Dec 4, 2008 07:43 GMT  ·  By
A high-res photo of the collision between two accelerated gold beams - breaking off are subatomic particles
   A high-res photo of the collision between two accelerated gold beams - breaking off are subatomic particles

Keeping the flow of plasma – an electrically-charged stream of gas heated at millions of degrees – has been a major obstacle in the path of developing a sustainable nuclear fusion reaction, as turbulences and drops in temperature interfered with the difficult process of merging the similarly-charged nuclei of two heavy atoms. Scientists at MIT managed to devise a way of keeping the gas moving inside the reactors and to reduce turbulences as well.

 

Radio waves prove to have a direct effect on the way the plasma flows inside the donut-shaped reactor. Maintaining a stable and steady flow is very difficult, because colder walls force the hot gases to become turbulent and break their circular motion patterns. But the science team proved that harnessing radio-frequency waves and directing them at the plasma flow in a specific manner could stabilize it and make it "tamer."

 

This could pave the way to a faster implementation of this type of technology, although the researchers in charge of the project warn that some time will still have to pass before a viable plant is established.

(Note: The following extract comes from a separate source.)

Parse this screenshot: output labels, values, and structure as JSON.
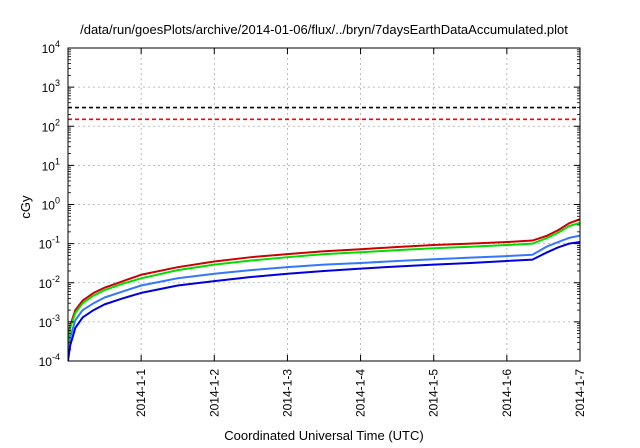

For their study, MIT Plasma Science and Fusion Center (PSFC) physicist, Earl Marmar, division head of the Alcator Project, and researchers Yijun Lin and John Rice used the Alcator C-Mod fusion reactor, one of the largest in the world, which is owned solely by the Massachusetts Institute of Technology.

 

Nuclear fusion offers a great deal of promises for the future, in terms of energy production and consumption. The resources required for this type of technology to operate are abundant, and the world could get rid of its dependency on radioactive uranium. Instead, tritium and deuterium would be used inside reactors, where they would be collided one against the other, a process that would release enormous amounts of energy.

 

"We've been looking for this effect for many years. Finally, the conditions were just right. Our results are just in time [for ITER]," says Lin. The International Thermonuclear Experimental Reactor, now under construction in France, will closely resemble Alcator C-Mod, with the only difference being the fact that the first will be about 10 times as big.

 

"There's been a lot of progress. We're learning a lot more about the details of how these things work," Marmar says.